Hi! I have a data set with a binary (0,1) response and both continuous and categorical predictors. I would like to test the overall importance of these predictors one by one, and I am looking for suggestions on how to do this. I am not trying to select an overall model. I am just trying to see which variables are individually significantly associated to the response.
Here is an example concerning categorical variables... Let's call the response "y". Let's say my categorical predictor is called "xCat" and has levels A, B, C, and D. I would like to test if xCat has a statistically significant association with y. I want to test for overall significance, not just significant differences from a single reference group. Here is what I have tried so far...
Option A using LRT:
fitCat <- glm(y~xCat, family = binomial(link = "logit"), data = data) fit0 <- glm(y~1, family = binomial(link = "logit"), data = data) anova(fit0, fitCat, test="LRT")
Option B using drop1:
fitCat <- glm(y~xCat, family = binomial(link = "logit"), data = data) drop1(fitCat, .~., test = "Chisq")
I would then look at p-values for either of these outputs.
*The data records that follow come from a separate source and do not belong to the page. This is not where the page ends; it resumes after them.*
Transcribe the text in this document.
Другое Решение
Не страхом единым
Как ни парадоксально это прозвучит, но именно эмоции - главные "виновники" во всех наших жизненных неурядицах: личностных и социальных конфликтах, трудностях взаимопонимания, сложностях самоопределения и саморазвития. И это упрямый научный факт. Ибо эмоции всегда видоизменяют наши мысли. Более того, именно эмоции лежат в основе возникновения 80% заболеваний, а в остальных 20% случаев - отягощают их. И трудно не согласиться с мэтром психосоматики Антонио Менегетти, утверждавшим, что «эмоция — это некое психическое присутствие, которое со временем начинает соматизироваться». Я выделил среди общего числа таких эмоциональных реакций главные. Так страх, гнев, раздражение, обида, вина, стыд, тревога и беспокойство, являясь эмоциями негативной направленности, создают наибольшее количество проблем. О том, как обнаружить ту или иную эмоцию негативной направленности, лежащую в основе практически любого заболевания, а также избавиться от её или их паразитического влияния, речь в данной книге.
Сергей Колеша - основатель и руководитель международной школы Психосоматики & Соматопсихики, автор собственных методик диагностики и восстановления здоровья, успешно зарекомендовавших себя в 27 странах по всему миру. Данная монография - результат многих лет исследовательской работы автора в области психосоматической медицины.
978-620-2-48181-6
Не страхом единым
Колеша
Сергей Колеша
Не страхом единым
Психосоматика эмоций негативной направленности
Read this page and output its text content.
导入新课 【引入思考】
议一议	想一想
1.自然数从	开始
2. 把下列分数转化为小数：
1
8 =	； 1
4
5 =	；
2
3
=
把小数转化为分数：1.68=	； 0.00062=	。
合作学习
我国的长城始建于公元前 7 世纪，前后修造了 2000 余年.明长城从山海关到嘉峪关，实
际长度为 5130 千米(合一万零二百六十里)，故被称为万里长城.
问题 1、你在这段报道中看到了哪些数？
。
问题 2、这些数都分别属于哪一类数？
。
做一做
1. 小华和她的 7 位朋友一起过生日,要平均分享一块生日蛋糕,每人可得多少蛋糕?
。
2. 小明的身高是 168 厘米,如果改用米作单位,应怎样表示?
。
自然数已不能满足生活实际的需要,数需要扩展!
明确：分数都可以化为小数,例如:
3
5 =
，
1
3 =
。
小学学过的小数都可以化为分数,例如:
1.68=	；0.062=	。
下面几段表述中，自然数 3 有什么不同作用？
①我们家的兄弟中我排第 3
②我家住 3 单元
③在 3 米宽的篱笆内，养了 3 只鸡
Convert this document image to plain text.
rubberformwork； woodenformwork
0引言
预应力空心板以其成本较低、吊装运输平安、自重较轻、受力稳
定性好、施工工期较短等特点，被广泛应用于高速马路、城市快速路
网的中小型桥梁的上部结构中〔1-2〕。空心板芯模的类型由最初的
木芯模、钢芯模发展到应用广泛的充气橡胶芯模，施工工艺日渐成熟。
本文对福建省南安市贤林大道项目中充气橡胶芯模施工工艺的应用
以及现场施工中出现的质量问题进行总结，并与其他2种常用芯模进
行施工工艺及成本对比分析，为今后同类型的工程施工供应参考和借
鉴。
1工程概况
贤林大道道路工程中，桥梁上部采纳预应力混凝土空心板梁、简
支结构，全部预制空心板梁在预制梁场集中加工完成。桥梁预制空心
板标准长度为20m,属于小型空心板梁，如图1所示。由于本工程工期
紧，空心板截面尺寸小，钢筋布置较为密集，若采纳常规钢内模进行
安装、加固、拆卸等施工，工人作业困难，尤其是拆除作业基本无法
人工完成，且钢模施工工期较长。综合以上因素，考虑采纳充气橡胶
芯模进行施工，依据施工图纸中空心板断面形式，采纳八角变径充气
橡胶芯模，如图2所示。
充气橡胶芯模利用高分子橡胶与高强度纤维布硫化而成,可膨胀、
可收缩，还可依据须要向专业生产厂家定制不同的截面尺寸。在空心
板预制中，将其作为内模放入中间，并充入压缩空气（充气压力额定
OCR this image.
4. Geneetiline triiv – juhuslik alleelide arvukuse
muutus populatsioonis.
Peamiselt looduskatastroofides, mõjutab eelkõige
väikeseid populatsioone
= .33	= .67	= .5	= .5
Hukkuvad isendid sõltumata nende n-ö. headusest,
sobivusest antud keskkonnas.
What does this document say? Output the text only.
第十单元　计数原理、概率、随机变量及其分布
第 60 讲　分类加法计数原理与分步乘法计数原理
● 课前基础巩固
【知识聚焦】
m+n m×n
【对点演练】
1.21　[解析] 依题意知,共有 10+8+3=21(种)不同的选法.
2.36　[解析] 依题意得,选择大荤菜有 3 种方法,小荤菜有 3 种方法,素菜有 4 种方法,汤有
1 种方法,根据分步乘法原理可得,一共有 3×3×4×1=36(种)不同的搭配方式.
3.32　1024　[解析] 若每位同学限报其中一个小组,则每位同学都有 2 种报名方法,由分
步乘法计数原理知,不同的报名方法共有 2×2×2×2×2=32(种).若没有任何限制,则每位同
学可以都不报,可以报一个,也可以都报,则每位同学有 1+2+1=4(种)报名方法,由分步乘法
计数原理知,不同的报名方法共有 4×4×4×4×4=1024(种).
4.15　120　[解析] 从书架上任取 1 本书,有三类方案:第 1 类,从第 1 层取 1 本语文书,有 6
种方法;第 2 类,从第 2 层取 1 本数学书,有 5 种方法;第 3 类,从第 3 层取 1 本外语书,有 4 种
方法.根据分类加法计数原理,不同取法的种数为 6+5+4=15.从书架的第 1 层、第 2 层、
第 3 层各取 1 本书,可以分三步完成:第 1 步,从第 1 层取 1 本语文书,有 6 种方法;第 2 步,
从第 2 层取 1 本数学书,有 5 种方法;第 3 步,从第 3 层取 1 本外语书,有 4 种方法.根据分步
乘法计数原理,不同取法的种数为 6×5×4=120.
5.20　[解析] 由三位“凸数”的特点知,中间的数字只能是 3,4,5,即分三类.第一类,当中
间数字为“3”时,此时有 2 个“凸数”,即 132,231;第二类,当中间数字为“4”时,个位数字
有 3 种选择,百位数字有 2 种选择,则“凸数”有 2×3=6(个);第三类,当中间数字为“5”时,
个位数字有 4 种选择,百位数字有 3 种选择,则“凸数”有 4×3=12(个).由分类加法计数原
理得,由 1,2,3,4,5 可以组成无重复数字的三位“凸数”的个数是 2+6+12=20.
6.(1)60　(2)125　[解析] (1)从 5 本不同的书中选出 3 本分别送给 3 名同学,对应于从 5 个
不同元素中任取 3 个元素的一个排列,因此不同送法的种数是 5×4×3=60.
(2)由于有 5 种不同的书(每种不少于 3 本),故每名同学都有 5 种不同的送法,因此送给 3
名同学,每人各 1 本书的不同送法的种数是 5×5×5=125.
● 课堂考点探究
If the p-value is >0.05, then I would say there is not significant association. Is this actually testing what I think it is testing? I am concerned about violating assumptions of normality and equal variance for the ANOVA. Any comments or suggestions?
Here is an example of the continuous predictors... Let's call the continuous predictor "xCon". Here is what I've tried...
fitCon <- glm(y~xCon, family = binomial(link = "logit"), data = data) summary(fitCon)
I would then look at the p-value from the output. If the p-value is >0.05, then I would say there is not significant association. Is there anything I'm missing here? assumptions I need to check or common pitfalls? Let me know if you have suggestions! Thanks!